Additional keyword arguments.

()
Source code in src/canari_ml/data/network_dataset.py
def __init__(self,
             configuration_path: str,
             *args,
             batch_size: int = 4,
             path: str = os.path.join(".", "network_datasets"),
             shuffling: bool = False,
             **kwargs) -> None:
    """Initialises an instance of the IceNetDataSet class.

    Args:
        configuration_path: The path to the JSON configuration file.
        *args: Additional positional arguments.
        batch_size (optional): How many samples to load per batch. Defaults to 4.
        path (optional): The path to the directory where the processed tfrecord
            protocol buffer files will be stored. Defaults to './network_datasets'.
        shuffling (optional): Flag indicating whether to shuffle the data.
            Defaults to False.
        *args: Additional keyword arguments.
    """

    self._config = dict()
    self._configuration_path = configuration_path
    self._load_configuration(configuration_path)

    super().__init__(*args,
                     identifier=self._config["identifier"],
                     base_path=path,
                     **kwargs)

    # TODO: code smell - loading config twice because not using DataCollection
    self._config = dict()
    self._load_configuration(configuration_path)
    self._batch_size = batch_size
    self._counts = self._config["counts"]
    self._dtype = getattr(np, self._config["dtype"])
    self._loader_config = self._config["loader_config"]
    self._generate_workers = self._config["generate_workers"]
    self._lead_time = self._config["lead_time"]
    self._num_channels = self._config["num_channels"]
    self._shape = tuple(self._config["shape"])
    self._shuffling = shuffling

    path_attr = "dataset_path"

    # Check JSON config has attribute for path to zarr datasets, and
    #   that the path exists.
    if self._config[path_attr] and \
            os.path.exists(self._config[path_attr]):
        pass
    else:
        logging.warning("Running in configuration only mode, Zarr datasets"
                        "were not generated for this dataset")
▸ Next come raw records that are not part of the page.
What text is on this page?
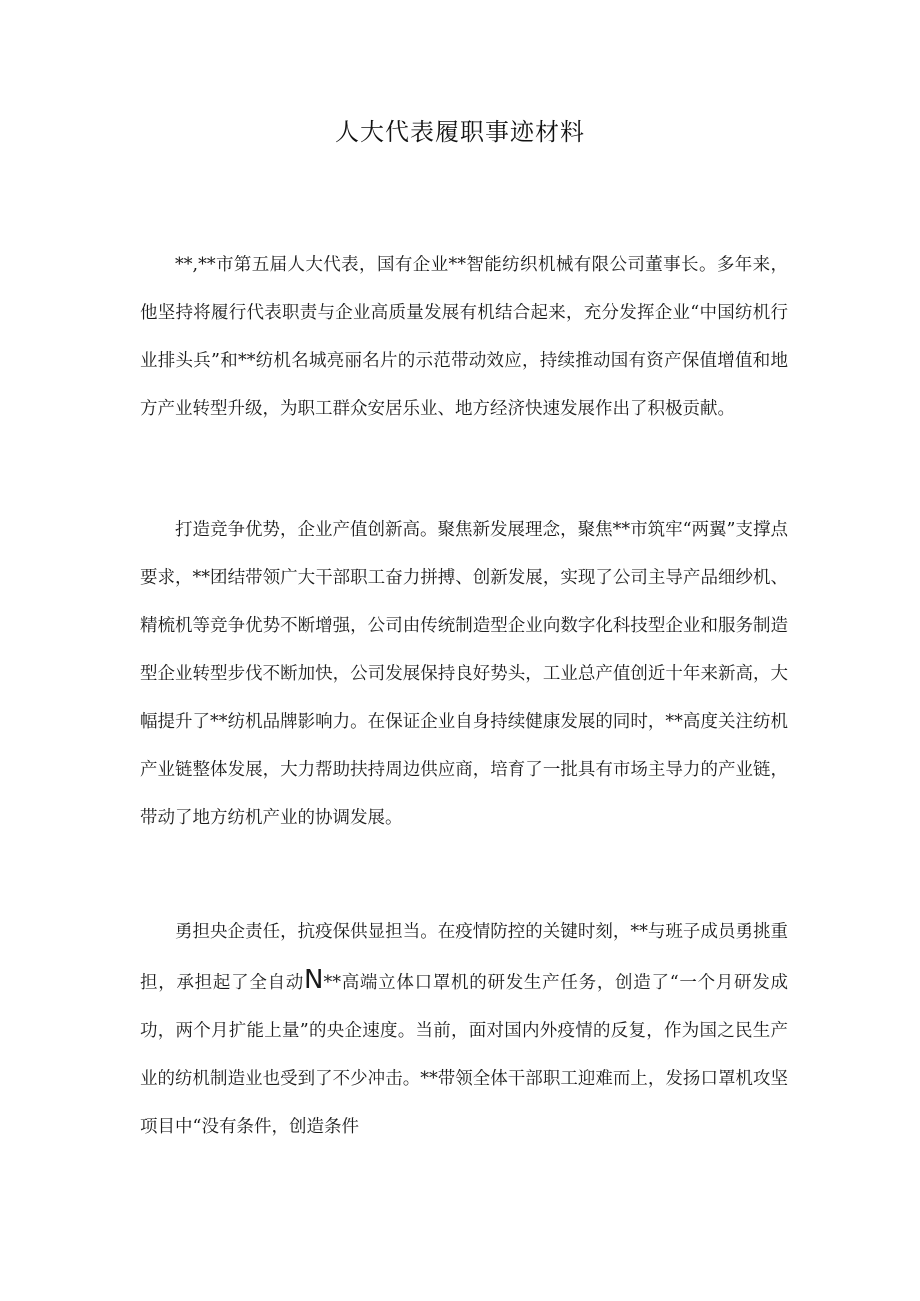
人大代表履职事迹材料

**,**市第五届人大代表，国有企业**智能纺织机械有限公司董事长。多年来，他坚持将履行代表职责与企业高质量发展有机结合起来，充分发挥企业“中国纺机行业排头兵”和**纺机名城亮丽名片的示范带动效应，持续推动国有资产保值增值和地方产业转型升级，为职工群众安居乐业、地方经济快速发展作出了积极贡献。

打造竞争优势，企业产值创新高。聚焦新发展理念，聚焦**市筑牢“两翼”支撑点要求，**团结带领广大干部职工奋力拼搏、创新发展，实现了公司主导产品细纱机、精梳机等竞争优势不断增强，公司由传统制造型企业向数字化科技型企业和服务制造型企业转型步伐不断加快，公司发展保持良好势头，工业总产值创近十年来新高，大幅提升了**纺机品牌影响力。在保证企业自身持续健康发展的同时，**高度关注纺机产业链整体发展，大力帮助扶持周边供应商，培育了一批具有市场主导力的产业链，带动了地方纺机产业的协调发展。

勇担央企责任，抗疫保供显担当。在疫情防控的关键时刻，**与班子成员勇挑重担，承担起了全自动N**高端立体口罩机的研发生产任务，创造了“一个月研发成功，两个月扩能上量”的央企速度。当前，面对国内外疫情的反复，作为国之民生产业的纺机制造业也受到了不少冲击。**带领全体干部职工迎难而上，发扬口罩机攻坚项目中“没有条件，创造条件
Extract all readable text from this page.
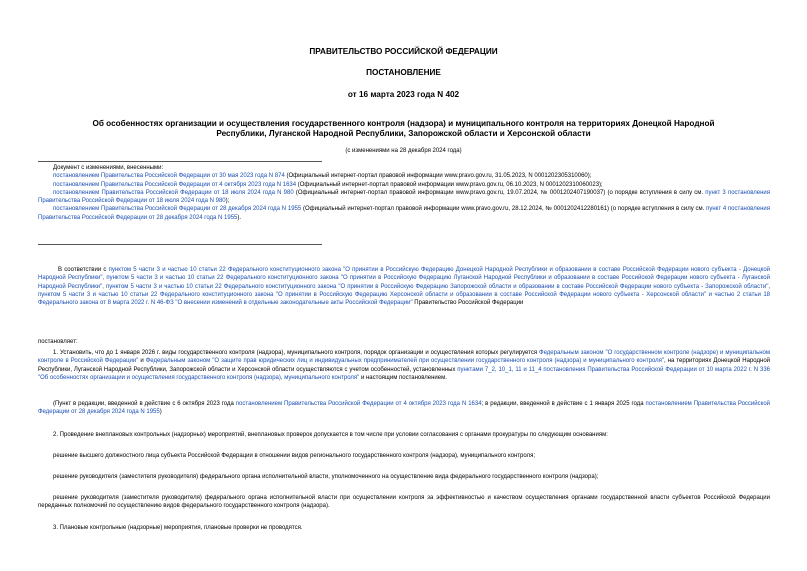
ПРАВИТЕЛЬСТВО РОССИЙСКОЙ ФЕДЕРАЦИИ
ПОСТАНОВЛЕНИЕ
от 16 марта 2023 года N 402
Об особенностях организации и осуществления государственного контроля (надзора) и муниципального контроля на территориях Донецкой Народной
Республики, Луганской Народной Республики, Запорожской области и Херсонской области
(с изменениями на 28 декабря 2024 года)
Документ с изменениями, внесенными:
постановлением Правительства Российской Федерации от 30 мая 2023 года N 874 (Официальный интернет-портал правовой информации www.pravo.gov.ru, 31.05.2023, N 0001202305310060);
постановлением Правительства Российской Федерации от 4 октября 2023 года N 1634 (Официальный интернет-портал правовой информации www.pravo.gov.ru, 06.10.2023, N 0001202310060023);
постановлением Правительства Российской Федерации от 18 июля 2024 года N 980 (Официальный интернет-портал правовой информации www.pravo.gov.ru, 19.07.2024, № 0001202407190037) (о порядке вступления в силу см. пункт 3 постановления Правительства Российской Федерации от 18 июля 2024 года N 980);
постановлением Правительства Российской Федерации от 28 декабря 2024 года N 1955 (Официальный интернет-портал правовой информации www.pravo.gov.ru, 28.12.2024, № 0001202412280161) (о порядке вступления в силу см. пункт 4 постановления Правительства Российской Федерации от 28 декабря 2024 года N 1955).
В соответствии с пунктом 5 части 3 и частью 10 статьи 22 Федерального конституционного закона "О принятии в Российскую Федерацию Донецкой Народной Республики и образовании в составе Российской Федерации нового субъекта - Донецкой Народной Республики", пунктом 5 части 3 и частью 10 статьи 22 Федерального конституционного закона "О принятии в Российскую Федерацию Луганской Народной Республики и образовании в составе Российской Федерации нового субъекта - Луганской Народной Республики", пунктом 5 части 3 и частью 10 статьи 22 Федерального конституционного закона "О принятии в Российскую Федерацию Запорожской области и образовании в составе Российской Федерации нового субъекта - Запорожской области", пунктом 5 части 3 и частью 10 статьи 22 Федерального конституционного закона "О принятии в Российскую Федерацию Херсонской области и образовании в составе Российской Федерации нового субъекта - Херсонской области" и частью 2 статьи 18 Федерального закона от 8 марта 2022 г. N 46-ФЗ "О внесении изменений в отдельные законодательные акты Российской Федерации" Правительство Российской Федерации
постановляет:
1. Установить, что до 1 января 2026 г. виды государственного контроля (надзора), муниципального контроля, порядок организации и осуществления которых регулируется Федеральным законом "О государственном контроле (надзоре) и муниципальном контроле в Российской Федерации" и Федеральным законом "О защите прав юридических лиц и индивидуальных предпринимателей при осуществлении государственного контроля (надзора) и муниципального контроля", на территориях Донецкой Народной Республики, Луганской Народной Республики, Запорожской области и Херсонской области осуществляются с учетом особенностей, установленных пунктами 7_2, 10_1, 11 и 11_4 постановления Правительства Российской Федерации от 10 марта 2022 г. N 336 "Об особенностях организации и осуществления государственного контроля (надзора), муниципального контроля" и настоящим постановлением.
(Пункт в редакции, введенной в действие с 6 октября 2023 года постановлением Правительства Российской Федерации от 4 октября 2023 года N 1634; в редакции, введенной в действие с 1 января 2025 года постановлением Правительства Российской Федерации от 28 декабря 2024 года N 1955)
2. Проведение внеплановых контрольных (надзорных) мероприятий, внеплановых проверок допускается в том числе при условии согласования с органами прокуратуры по следующим основаниям:
решение высшего должностного лица субъекта Российской Федерации в отношении видов регионального государственного контроля (надзора), муниципального контроля;
решение руководителя (заместителя руководителя) федерального органа исполнительной власти, уполномоченного на осуществление вида федерального государственного контроля (надзора);
решение руководителя (заместителя руководителя) федерального органа исполнительной власти при осуществлении контроля за эффективностью и качеством осуществления органами государственной власти субъектов Российской Федерации переданных полномочий по осуществлению видов федерального государственного контроля (надзора).
3. Плановые контрольные (надзорные) мероприятия, плановые проверки не проводятся.
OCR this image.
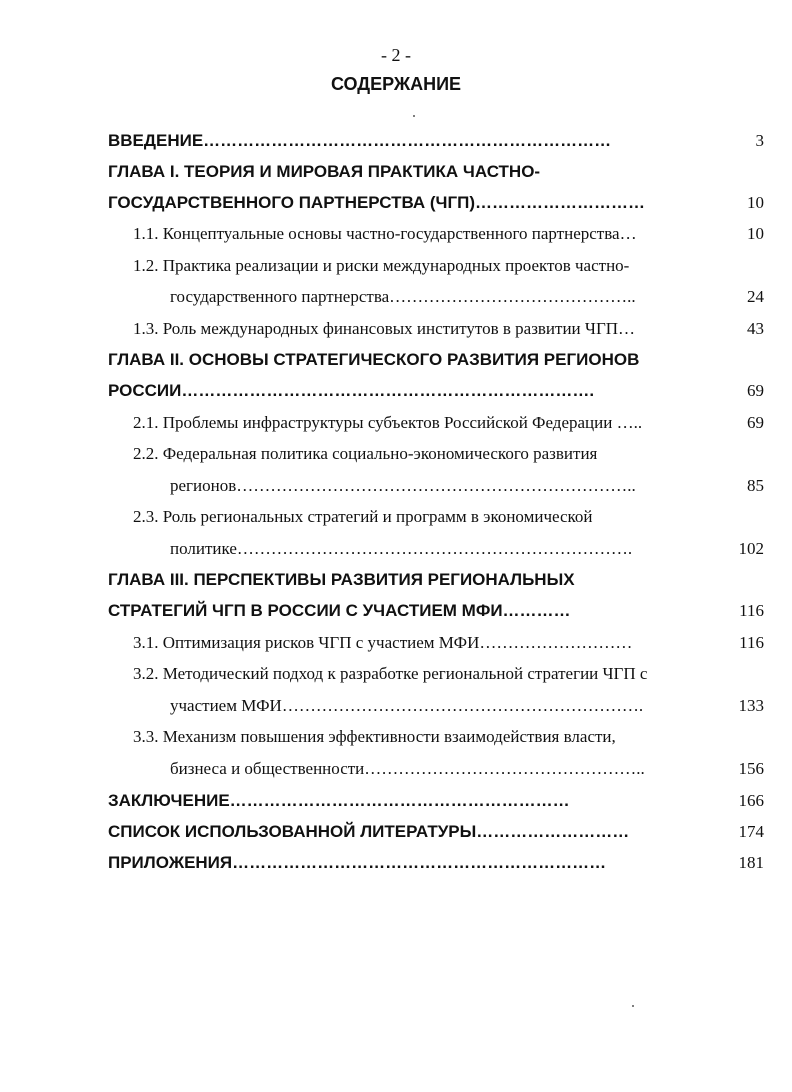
- 2 -
СОДЕРЖАНИЕ
ВВЕДЕНИЕ………………………………………………………………	3
ГЛАВА I. ТЕОРИЯ И МИРОВАЯ ПРАКТИКА ЧАСТНО-
ГОСУДАРСТВЕННОГО ПАРТНЕРСТВА (ЧГП)…………………………	10
1.1. Концептуальные основы частно-государственного партнерства…	10
1.2. Практика реализации и риски международных проектов частно-
государственного партнерства……………………………………..	24
1.3. Роль международных финансовых институтов в развитии ЧГП…	43
ГЛАВА II. ОСНОВЫ СТРАТЕГИЧЕСКОГО РАЗВИТИЯ РЕГИОНОВ
РОССИИ……………………………………………………………….	69
2.1. Проблемы инфраструктуры субъектов Российской Федерации …..	69
2.2. Федеральная политика социально-экономического развития
регионов……………………………………………………………..	85
2.3. Роль региональных стратегий и программ в экономической
политике…………………………………………………………….	102
ГЛАВА III. ПЕРСПЕКТИВЫ РАЗВИТИЯ РЕГИОНАЛЬНЫХ
СТРАТЕГИЙ ЧГП В РОССИИ С УЧАСТИЕМ МФИ…………	116
3.1. Оптимизация рисков ЧГП с участием МФИ………………………	116
3.2. Методический подход к разработке региональной стратегии ЧГП с
участием МФИ……………………………………………………….	133
3.3. Механизм повышения эффективности взаимодействия власти,
бизнеса и общественности…………………………………………..	156
ЗАКЛЮЧЕНИЕ……………………………………………………	166
СПИСОК ИСПОЛЬЗОВАННОЙ ЛИТЕРАТУРЫ………………………	174
ПРИЛОЖЕНИЯ…………………………………………………………	181
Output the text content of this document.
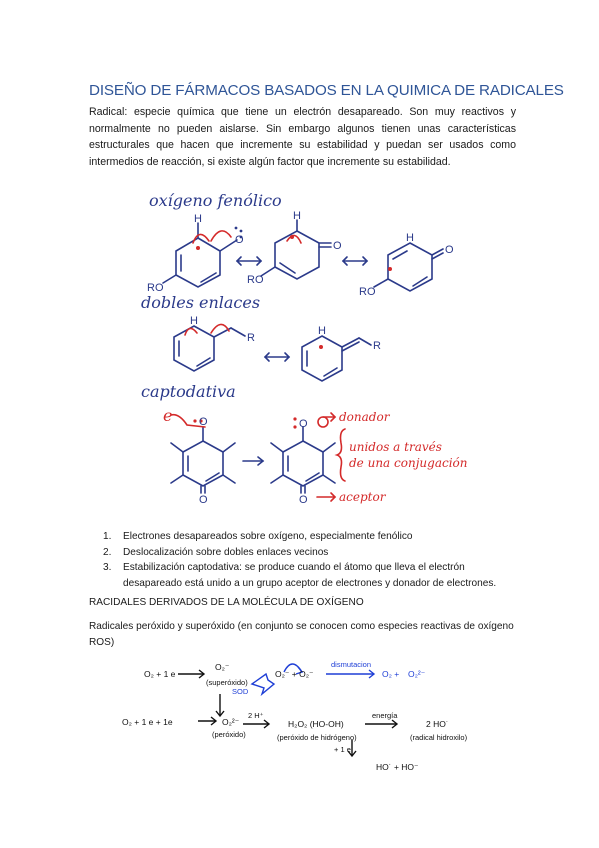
DISEÑO DE FÁRMACOS BASADOS EN LA QUIMICA DE RADICALES
Radical: especie química que tiene un electrón desapareado. Son muy reactivos y normalmente no pueden aislarse. Sin embargo algunos tienen unas características estructurales que hacen que incremente su estabilidad y puedan ser usados como intermedios de reacción, si existe algún factor que incremente su estabilidad.
oxígeno fenólico
dobles enlaces
captodativa
donador
unidos a través
de una conjugación
aceptor
RO
RO
RO
H	H
H
H
H
O	O	O
R
R
O
O
O
O
e
1. Electrones desapareados sobre oxígeno, especialmente fenólico
2. Deslocalización sobre dobles enlaces vecinos
3. Estabilización captodativa: se produce cuando el átomo que lleva el electrón desapareado está unido a un grupo aceptor de electrones y donador de electrones.
RACIDALES DERIVADOS DE LA MOLÉCULA DE OXÍGENO
Radicales peróxido y superóxido (en conjunto se conocen como especies reactivas de oxígeno ROS)
O₂ + 1 e
O₂⁻
(superóxido)
O₂⁻ + O₂⁻	O₂ + O₂²⁻
dismutacion
SOD
O₂ + 1 e + 1e	O₂²⁻
(peróxido)
2 H⁺
H₂O₂ (HO-OH)
(peróxido de hidrógeno)
energía
2 HO˙
(radical hidroxilo)
+ 1 e
HO˙ + HO⁻
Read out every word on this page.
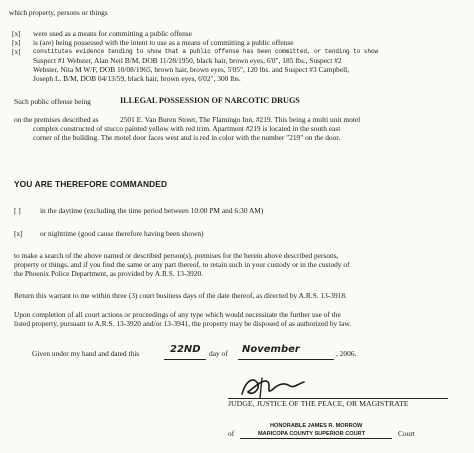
which property, persons or things
[x] were used as a means for committing a public offense
[x] is (are) being possessed with the intent to use as a means of committing a public offense
[x] constitutes evidence tending to show that a public offense has been committed, or tending to show
Suspect #1 Webster, Alan Neil B/M, DOB 11/28/1950, black hair, brown eyes, 6'0", 185 lbs., Suspect #2
Webster, Nita M W/F, DOB 10/08/1965, brown hair, brown eyes, 5'05", 120 lbs. and Suspect #3 Campbell,
Joseph L. B/M, DOB 04/13/59, black hair, brown eyes, 6'02", 300 lbs.
Such public offense being	ILLEGAL POSSESSION OF NARCOTIC DRUGS
on the premises described as	2501 E. Van Buren Street, The Flamingo Inn, #219. This being a multi unit motel
complex constructed of stucco painted yellow with red trim. Apartment #219 is located in the south east
corner of the building. The motel door faces west and is red in color with the number "219" on the door.
YOU ARE THEREFORE COMMANDED
[ ]	in the daytime (excluding the time period between 10:00 PM and 6:30 AM)
[x] or nighttime (good cause therefore having been shown)
to make a search of the above named or described person(s), premises for the herein above described persons,
property or things, and if you find the same or any part thereof, to retain such in your custody or in the custody of
the Phoenix Police Department, as provided by A.R.S. 13-3920.
Return this warrant to me within three (3) court business days of the date thereof, as directed by A.R.S. 13-3918.
Upon completion of all court actions or proceedings of any type which would necessitate the further use of the
listed property, pursuant to A.R.S. 13-3920 and/or 13-3941, the property may be disposed of as authorized by law.
Given under my hand and dated this	22ND day of November	, 2006.
JUDGE, JUSTICE OF THE PEACE, OR MAGISTRATE
HONORABLE JAMES R. MORROW
of	MARICOPA COUNTY SUPERIOR COURT	Court
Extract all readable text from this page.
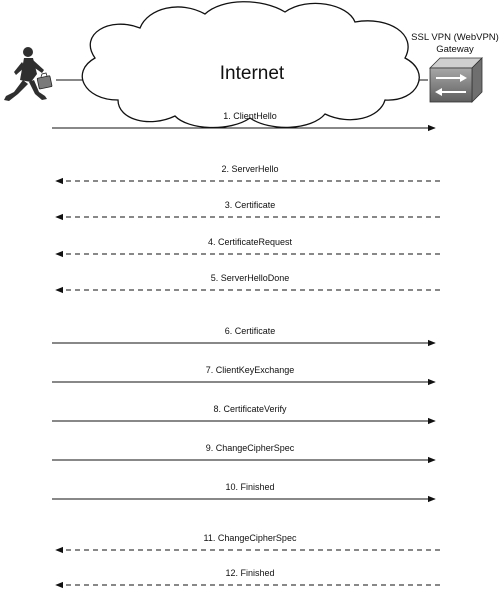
Internet
SSL VPN (WebVPN)
Gateway
1. ClientHello
2. ServerHello
3. Certificate
4. CertificateRequest
5. ServerHelloDone
6. Certificate
7. ClientKeyExchange
8. CertificateVerify
9. ChangeCipherSpec
10. Finished
11. ChangeCipherSpec
12. Finished
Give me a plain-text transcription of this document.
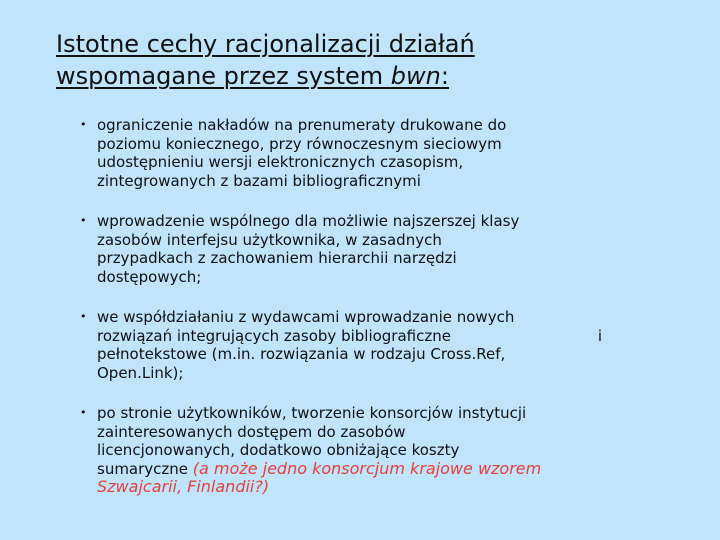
Istotne cechy racjonalizacji działań
wspomagane przez system bwn:
• ograniczenie nakładów na prenumeraty drukowane do
poziomu koniecznego, przy równoczesnym sieciowym
udostępnieniu wersji elektronicznych czasopism,
zintegrowanych z bazami bibliograficznymi
• wprowadzenie wspólnego dla możliwie najszerszej klasy
zasobów interfejsu użytkownika, w zasadnych
przypadkach z zachowaniem hierarchii narzędzi
dostępowych;
• we współdziałaniu z wydawcami wprowadzanie nowych
rozwiązań integrujących zasoby bibliograficzne	i
pełnotekstowe (m.in. rozwiązania w rodzaju Cross.Ref,
Open.Link);
• po stronie użytkowników, tworzenie konsorcjów instytucji
zainteresowanych dostępem do zasobów
licencjonowanych, dodatkowo obniżające koszty
sumaryczne (a może jedno konsorcjum krajowe wzorem
Szwajcarii, Finlandii?)
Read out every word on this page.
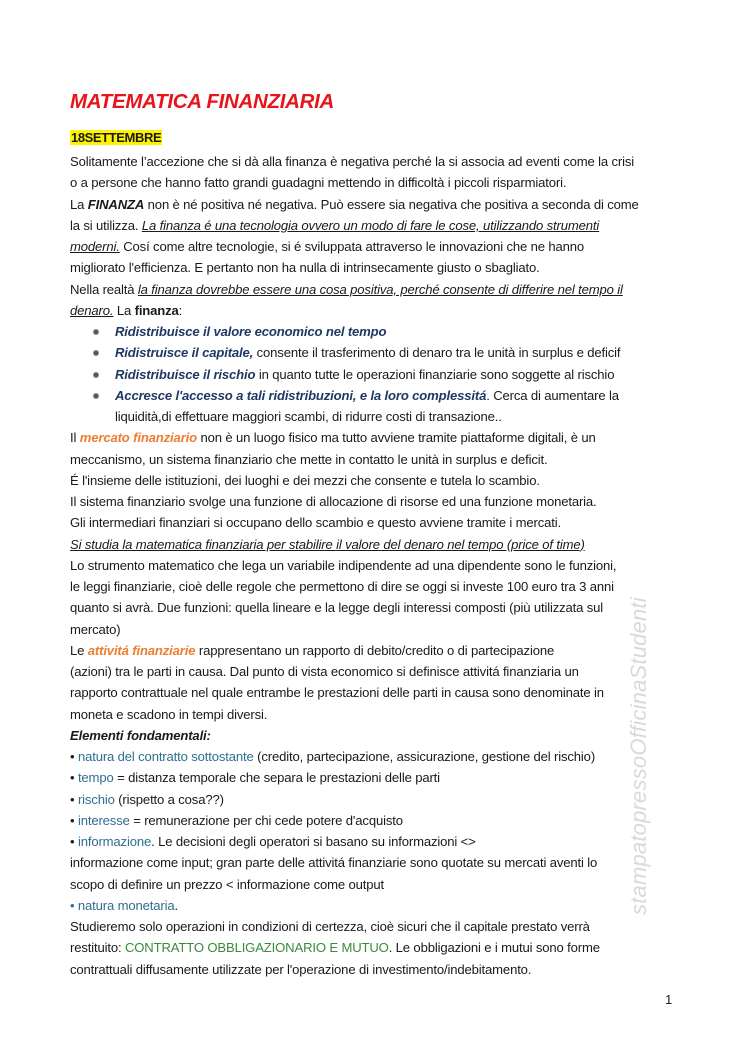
MATEMATICA FINANZIARIA
18SETTEMBRE
Solitamente l’accezione che si dà alla finanza è negativa perché la si associa ad eventi come la crisi
o a persone che hanno fatto grandi guadagni mettendo in difficoltà i piccoli risparmiatori.
La FINANZA non è né positiva né negativa. Può essere sia negativa che positiva a seconda di come
la si utilizza. La finanza é una tecnologia ovvero un modo di fare le cose, utilizzando strumenti
moderni. Cosí come altre tecnologie, si é sviluppata attraverso le innovazioni che ne hanno
migliorato l'efficienza. E pertanto non ha nulla di intrinsecamente giusto o sbagliato.
Nella realtà la finanza dovrebbe essere una cosa positiva, perché consente di differire nel tempo il
denaro. La finanza:
Ridistribuisce il valore economico nel tempo
Ridistruisce il capitale, consente il trasferimento di denaro tra le unità in surplus e deficif
Ridistribuisce il rischio in quanto tutte le operazioni finanziarie sono soggette al rischio
Accresce l'accesso a tali ridistribuzioni, e la loro complessitá. Cerca di aumentare la
liquidità,di effettuare maggiori scambi, di ridurre costi di transazione..
Il mercato finanziario non è un luogo fisico ma tutto avviene tramite piattaforme digitali, è un
meccanismo, un sistema finanziario che mette in contatto le unità in surplus e deficit.
É l'insieme delle istituzioni, dei luoghi e dei mezzi che consente e tutela lo scambio.
Il sistema finanziario svolge una funzione di allocazione di risorse ed una funzione monetaria.
Gli intermediari finanziari si occupano dello scambio e questo avviene tramite i mercati.
Si studia la matematica finanziaria per stabilire il valore del denaro nel tempo (price of time)
Lo strumento matematico che lega un variabile indipendente ad una dipendente sono le funzioni,
le leggi finanziarie, cioè delle regole che permettono di dire se oggi si investe 100 euro tra 3 anni
quanto si avrà. Due funzioni: quella lineare e la legge degli interessi composti (più utilizzata sul
mercato)
Le attivitá finanziarie rappresentano un rapporto di debito/credito o di partecipazione
(azioni) tra le parti in causa. Dal punto di vista economico si definisce attivitá finanziaria un
rapporto contrattuale nel quale entrambe le prestazioni delle parti in causa sono denominate in
moneta e scadono in tempi diversi.
Elementi fondamentali:
• natura del contratto sottostante (credito, partecipazione, assicurazione, gestione del rischio)
• tempo = distanza temporale che separa le prestazioni delle parti
• rischio (rispetto a cosa??)
• interesse = remunerazione per chi cede potere d'acquisto
• informazione. Le decisioni degli operatori si basano su informazioni <>
informazione come input; gran parte delle attivitá finanziarie sono quotate su mercati aventi lo
scopo di definire un prezzo < informazione come output
• natura monetaria.
Studieremo solo operazioni in condizioni di certezza, cioè sicuri che il capitale prestato verrà
restituito: CONTRATTO OBBLIGAZIONARIO E MUTUO. Le obbligazioni e i mutui sono forme
contrattuali diffusamente utilizzate per l'operazione di investimento/indebitamento.
stampatopressoOfficinaStudenti
1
canari_ml.data.network_dataset.IceNetDataSet.loader_config property

The path to the JSON loader configuration file stored in the dataset config file.

canari_ml.data.network_dataset.IceNetDataSet.channels property

The list of channels (variable names) specified in the dataset config file.

canari_ml.data.network_dataset.IceNetDataSet.counts property

A dict with number of elements in train, val, test in the config file.